Seeking to shift blame for an election defeat and cure the problem by knifing a leader is a manifestation of the Labor disease.
We conducted a qualitative poll the day of the election and it is safe to say that the election was fought primarily on state issues, and one of those state issues was the poor performance of the state Labor party.
Federal Labor did play a part, but as an entity in its own right, not because of its leader, and as an example of the failure of "brand" Labor.
You can see the relationship between the state and federal Labor brands by looking at Newspoll figures since the last WA election.
While Colin Barnett only just slipped over the line in 2008, winning against expectations, his position dramatically improved in mid to late 2010, as you can see from the graph below.

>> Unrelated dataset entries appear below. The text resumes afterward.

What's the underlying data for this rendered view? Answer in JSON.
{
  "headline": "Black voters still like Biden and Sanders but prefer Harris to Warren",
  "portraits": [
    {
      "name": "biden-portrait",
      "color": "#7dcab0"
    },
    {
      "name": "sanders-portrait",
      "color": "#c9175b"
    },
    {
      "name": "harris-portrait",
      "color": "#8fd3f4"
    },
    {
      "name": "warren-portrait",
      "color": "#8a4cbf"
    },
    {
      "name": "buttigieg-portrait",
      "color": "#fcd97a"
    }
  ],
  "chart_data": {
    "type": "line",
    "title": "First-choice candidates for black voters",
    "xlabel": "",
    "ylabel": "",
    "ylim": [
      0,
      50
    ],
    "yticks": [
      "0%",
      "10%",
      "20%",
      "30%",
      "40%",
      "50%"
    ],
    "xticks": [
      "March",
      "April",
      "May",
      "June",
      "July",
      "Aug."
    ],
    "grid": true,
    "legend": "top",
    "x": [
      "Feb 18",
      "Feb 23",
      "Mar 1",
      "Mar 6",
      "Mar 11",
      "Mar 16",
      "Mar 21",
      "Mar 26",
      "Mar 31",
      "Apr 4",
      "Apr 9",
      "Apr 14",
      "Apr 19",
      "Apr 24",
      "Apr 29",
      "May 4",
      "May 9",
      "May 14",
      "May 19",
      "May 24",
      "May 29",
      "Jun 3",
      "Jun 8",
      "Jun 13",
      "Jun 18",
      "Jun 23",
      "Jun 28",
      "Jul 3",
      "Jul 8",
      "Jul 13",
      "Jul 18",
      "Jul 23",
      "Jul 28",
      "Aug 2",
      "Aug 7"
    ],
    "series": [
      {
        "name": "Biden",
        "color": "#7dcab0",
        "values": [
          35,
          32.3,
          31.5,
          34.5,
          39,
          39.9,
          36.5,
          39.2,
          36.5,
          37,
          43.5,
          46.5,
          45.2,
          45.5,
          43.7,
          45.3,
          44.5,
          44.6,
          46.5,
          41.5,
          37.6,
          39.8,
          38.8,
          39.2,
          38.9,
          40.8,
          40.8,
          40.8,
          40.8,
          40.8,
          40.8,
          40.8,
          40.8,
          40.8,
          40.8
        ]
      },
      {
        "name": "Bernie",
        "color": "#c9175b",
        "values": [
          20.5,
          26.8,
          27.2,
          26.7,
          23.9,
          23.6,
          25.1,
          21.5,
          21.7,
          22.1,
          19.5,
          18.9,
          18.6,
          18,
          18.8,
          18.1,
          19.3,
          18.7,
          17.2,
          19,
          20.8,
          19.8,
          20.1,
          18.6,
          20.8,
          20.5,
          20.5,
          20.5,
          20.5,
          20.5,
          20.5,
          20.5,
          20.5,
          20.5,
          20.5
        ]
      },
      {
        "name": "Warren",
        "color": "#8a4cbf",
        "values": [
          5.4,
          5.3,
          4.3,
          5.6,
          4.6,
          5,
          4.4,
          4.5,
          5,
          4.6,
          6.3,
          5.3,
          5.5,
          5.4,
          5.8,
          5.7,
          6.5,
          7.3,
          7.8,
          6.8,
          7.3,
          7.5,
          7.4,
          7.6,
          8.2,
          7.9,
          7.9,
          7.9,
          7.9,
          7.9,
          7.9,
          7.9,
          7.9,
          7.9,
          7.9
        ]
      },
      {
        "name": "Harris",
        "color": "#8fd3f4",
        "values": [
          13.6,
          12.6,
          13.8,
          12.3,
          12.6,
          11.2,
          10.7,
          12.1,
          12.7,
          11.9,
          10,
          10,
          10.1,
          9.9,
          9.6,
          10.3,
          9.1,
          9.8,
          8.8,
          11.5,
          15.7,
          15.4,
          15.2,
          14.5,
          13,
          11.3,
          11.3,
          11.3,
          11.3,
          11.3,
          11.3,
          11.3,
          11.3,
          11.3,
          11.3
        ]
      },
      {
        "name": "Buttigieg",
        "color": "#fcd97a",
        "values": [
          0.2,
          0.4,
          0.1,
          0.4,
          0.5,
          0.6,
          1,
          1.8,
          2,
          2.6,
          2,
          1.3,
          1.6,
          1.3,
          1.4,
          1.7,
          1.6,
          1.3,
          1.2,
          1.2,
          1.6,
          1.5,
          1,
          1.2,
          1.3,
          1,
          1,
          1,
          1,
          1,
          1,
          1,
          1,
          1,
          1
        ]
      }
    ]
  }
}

Newspoll doesn't have WA results between March and September in 2010, so it's difficult to know when the deterioration actually happened, but it probably happened at the same time as federal Labor went down in the polls, which was a function of Kevin Rudd, not Julia Gillard.
The federal election was in August 2010, and Kevin Rudd was deposed in June, but the dive in the ALP vote happened in May.
The deterioration in the polls was the reason that Kevin Rudd was removed. Julia Gillard briefly broke that trend by winning the 2010 federal election, but it reasserted itself very quickly.
So the deterioration in Labor's vote happened at both levels of government at around the same time, but probably during Kevin Rudd's reign. So perhaps we should blame him?